Saturday, May 17, 2008

Movie Review: Tape (2001) (Richard Linklater)


... Before Sunset, Before Sunrise and then TAPE!! Richard Linklater does have a good eye for sinewy themes. TAPE at best can be summarised as an intensely riveting psychological exciter....a thought provoking and 'timeless' piece of art.

It's been a long wait for a movie to come up with such a finer dissective portrayal of the complexities involved in the nuances of human relationships..... The script has been amazingly fine tuned to capture the raw power of dug-up ethical dilemmas. Seemingly commonplace feelings (acts) transcribed to words in the right way carry so much of weightage, when it comes to impacting the viewer!! EXCEPTIONAL screenplay and effortless direction!!
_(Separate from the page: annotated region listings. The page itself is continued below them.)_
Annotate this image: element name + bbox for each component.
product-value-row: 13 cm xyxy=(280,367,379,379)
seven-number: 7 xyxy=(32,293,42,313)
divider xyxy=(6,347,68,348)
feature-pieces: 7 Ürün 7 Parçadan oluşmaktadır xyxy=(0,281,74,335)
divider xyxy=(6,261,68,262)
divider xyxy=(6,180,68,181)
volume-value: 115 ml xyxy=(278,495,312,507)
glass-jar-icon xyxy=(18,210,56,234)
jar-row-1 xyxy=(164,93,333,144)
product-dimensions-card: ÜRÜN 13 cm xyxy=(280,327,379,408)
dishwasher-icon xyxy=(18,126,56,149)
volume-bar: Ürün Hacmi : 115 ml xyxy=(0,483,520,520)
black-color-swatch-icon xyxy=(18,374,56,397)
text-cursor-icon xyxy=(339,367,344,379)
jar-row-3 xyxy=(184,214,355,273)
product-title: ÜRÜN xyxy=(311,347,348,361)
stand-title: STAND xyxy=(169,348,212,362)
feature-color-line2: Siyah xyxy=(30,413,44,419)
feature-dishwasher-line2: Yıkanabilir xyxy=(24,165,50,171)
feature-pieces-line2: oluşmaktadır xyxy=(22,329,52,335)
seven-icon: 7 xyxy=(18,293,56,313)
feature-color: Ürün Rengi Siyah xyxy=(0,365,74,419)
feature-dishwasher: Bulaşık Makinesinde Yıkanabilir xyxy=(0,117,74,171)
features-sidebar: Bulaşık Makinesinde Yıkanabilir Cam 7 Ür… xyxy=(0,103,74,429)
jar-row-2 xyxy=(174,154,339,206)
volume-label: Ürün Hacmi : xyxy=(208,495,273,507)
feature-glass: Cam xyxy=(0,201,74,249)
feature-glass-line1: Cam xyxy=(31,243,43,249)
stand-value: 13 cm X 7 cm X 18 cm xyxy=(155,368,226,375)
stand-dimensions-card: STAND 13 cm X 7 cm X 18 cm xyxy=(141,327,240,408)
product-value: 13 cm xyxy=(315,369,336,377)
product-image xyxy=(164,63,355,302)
Admirers of Before Sunset and Before Sunrise shouldn't give this a miss. While those were romantically and intellectually spellbinding, Tape shows what it is like to get under a feverish grip of stimulatingly thrilling conversations engineered on differing perspectives. That it takes place in a claustrophobic room with just three characters slowly emerging as complete personalities with multi dimensional colorings, and still does not for a moment let you take your eyes off the screen says it all.

The movie takes place in a seedy motel room where two friends, one a drug dealer with issues and another a budding film maker, get together one night and eventually start reminiscing the nostalgic memories of their college days. Past demons are confronted, accusations are traded, and each launches into aggrandizing justifications. Enter the femme fatale in question, and the momentum snowballs into a jaw dropping climax!

The only three actors of the movie, Ethan Hawke, Robert Sean Leonard (remember these two buddies from Dead Poets Society?) and Uma Thurman effortlessly slip into their characters and do a complementary job. The premise is intimidating at first, but it takes just a little bit of adjusting initially. Once you force yourself to sit through the first ten minutes of the movie, what unfolds on the screen magically carries you through the rest of the 75 minute duration!! A must watch for dilettantes.

Well, in Tennis' parlance, watching the unfolding of TAPE is the equivalent of seeing Roger Federer display the complete range of shots in his divine arsenal much to a connoisseur's delight!!